今の俺なら、こんな泣かせ方は絶対にしないのに。

ふいに湧き出した感情に、俺自身が驚き思考が一瞬停止してしまった。桃がか細く相楽を止めているのをぼんやりと聞く。


その隙に、相楽は桃を立たせてしまっていた。


「桃。帰ろう」


そう言って、桃の細い肩を抱く。帰ろうという単語に胸が痛んだ。

桃は何も言わない俺を心配したのか後ろを振り返りながら、まるで心配するなと言わんばかりに少し微笑んで手を振った。その後に、相楽と二言三言なにか言葉を交わすと桃が相楽の腰に腕をまわしピタリと寄り添って歩いていく。昔の桃なら、きっと俺の傍から離れなかっただろうなと、自分勝手な思いを抱き、自嘲した。


桃が見えなくなるまで俺は目が離せなかった。これは、当然のことなんだ。桃につらい思いをさせたのは、他でもないこの俺だった。七年前に先に手を放したのは俺だった。


それが今、後悔と胸にの中に言いようのない黒い塊が俺を苛む。


桃が大切だったと気づくのが遅すぎた。高校生に戻れるならいっその事、俺自身を殴ってやりたいくらいだ。桃は本当にスッと俺の生活に入ってきて、いる事が当たり前だったし傍にいないという事が考えられなくなるほどに、俺の生活の中の一部になってしまっていた。


そんなことがある訳がないと知った時には、もう手遅れだったんだ。


新しい職場で、桃を見つけた時俺は一目で桃だと分かった。

高校の時は興味なさそうだったのに、綺麗に化粧をしてきっちりと髪をまとめていた。

大人になったのだと、記憶の中の桃との違いに少し驚いた。

だけど、やっぱり桃は桃で少し話をすれば根っこの部分は変わっていない。

高校の時に何度も話しかけようとして逃げられた苦い記憶が嘘みたいに返事をしてくれる。

単純に嬉しかった。

俺は桃に謝らなくてはならない事があって、ずっと小骨が喉に引っかかるように頭の隅に残っていた。


忘れた事はなかったし、忘れられなかった。

隣にいなくなって初めて桃がいないという事が自分にとってどんな事だったかを思い知った。
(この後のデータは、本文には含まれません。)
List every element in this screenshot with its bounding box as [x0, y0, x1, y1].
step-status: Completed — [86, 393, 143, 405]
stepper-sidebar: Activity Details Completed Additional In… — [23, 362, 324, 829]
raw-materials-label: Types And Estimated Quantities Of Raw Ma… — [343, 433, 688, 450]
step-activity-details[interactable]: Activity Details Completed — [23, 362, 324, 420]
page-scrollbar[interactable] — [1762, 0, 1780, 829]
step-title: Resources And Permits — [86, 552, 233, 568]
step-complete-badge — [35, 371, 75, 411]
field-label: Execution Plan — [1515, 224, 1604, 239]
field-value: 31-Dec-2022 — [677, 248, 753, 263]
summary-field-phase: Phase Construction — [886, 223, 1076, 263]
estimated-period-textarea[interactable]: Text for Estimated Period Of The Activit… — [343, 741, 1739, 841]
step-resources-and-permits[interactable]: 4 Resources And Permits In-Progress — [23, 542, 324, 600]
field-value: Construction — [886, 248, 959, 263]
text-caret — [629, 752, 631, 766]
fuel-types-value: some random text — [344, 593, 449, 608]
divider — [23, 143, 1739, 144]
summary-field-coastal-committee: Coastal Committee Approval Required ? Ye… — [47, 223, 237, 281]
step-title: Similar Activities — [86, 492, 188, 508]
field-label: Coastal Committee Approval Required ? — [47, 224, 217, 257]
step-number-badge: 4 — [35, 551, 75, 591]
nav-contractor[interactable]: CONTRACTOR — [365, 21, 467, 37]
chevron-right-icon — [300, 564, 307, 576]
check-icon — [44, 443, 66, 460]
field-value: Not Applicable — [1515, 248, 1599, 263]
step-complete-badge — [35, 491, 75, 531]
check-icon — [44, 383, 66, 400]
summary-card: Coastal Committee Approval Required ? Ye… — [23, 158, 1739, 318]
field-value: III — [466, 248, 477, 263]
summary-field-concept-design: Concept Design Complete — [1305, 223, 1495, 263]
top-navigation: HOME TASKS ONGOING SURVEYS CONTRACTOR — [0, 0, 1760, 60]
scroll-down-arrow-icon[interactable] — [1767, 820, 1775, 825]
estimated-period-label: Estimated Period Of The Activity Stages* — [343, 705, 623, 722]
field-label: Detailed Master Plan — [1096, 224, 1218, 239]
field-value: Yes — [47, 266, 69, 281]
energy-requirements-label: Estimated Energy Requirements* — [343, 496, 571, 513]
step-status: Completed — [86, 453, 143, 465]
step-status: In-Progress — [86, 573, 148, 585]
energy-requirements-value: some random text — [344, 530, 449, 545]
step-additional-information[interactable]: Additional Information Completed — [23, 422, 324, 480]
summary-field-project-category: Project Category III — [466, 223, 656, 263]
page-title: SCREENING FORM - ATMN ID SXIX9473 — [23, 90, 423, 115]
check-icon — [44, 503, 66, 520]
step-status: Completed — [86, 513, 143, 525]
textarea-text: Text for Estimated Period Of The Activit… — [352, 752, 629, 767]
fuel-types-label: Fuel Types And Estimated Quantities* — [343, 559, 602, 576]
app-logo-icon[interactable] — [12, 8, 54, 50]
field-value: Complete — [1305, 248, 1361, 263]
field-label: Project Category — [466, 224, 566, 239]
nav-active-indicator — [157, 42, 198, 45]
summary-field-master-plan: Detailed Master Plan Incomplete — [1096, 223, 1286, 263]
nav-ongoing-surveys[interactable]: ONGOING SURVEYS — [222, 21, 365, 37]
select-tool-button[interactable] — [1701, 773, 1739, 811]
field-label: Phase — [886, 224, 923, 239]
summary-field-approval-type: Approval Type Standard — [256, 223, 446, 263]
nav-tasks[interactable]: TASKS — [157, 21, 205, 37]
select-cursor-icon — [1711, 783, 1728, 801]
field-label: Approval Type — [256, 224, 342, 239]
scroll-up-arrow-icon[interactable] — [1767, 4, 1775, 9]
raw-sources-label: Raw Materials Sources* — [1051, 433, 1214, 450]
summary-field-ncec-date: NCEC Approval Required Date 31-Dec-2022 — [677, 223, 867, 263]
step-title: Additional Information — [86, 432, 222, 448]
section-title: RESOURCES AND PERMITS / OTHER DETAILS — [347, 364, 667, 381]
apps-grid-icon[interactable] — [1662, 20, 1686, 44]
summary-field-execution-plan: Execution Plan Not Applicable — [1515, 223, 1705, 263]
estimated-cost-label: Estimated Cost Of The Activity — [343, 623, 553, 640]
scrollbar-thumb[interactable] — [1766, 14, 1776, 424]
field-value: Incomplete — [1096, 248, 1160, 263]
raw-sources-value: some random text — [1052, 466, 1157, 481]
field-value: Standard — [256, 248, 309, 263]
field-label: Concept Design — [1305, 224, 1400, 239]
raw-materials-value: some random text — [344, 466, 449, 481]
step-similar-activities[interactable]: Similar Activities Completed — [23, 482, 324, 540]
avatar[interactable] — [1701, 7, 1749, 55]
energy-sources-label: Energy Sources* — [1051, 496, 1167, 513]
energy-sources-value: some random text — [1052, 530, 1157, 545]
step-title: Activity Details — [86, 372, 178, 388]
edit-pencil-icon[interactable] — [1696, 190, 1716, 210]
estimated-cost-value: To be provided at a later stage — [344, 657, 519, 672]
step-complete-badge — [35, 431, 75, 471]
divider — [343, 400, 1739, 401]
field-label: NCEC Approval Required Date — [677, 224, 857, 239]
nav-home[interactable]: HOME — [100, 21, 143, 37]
自分勝手で我侭なこの思いを、高校生の俺はどうしたらいいのか分からなかったのだ。


少し自分でもヤバイかもと思うほど、時間がたつほど桃を思い出した。

何度か彼女と呼べる人がいたけれど、情けないことにうまくはいかなかった。


彼女達が悪いわけじゃない。

俺の気持ちの問題だった。

再会して、たったの二日。

なのに、俺の中で新しい気持ちが芽吹きはじめている。

隠されていた想いなのか、それとも今の桃に対しての想いなのか。


けれども、桃には相手がいる。


その夜、寄り添う二人が頭から離れなくて俺は眠ることが出来なかった。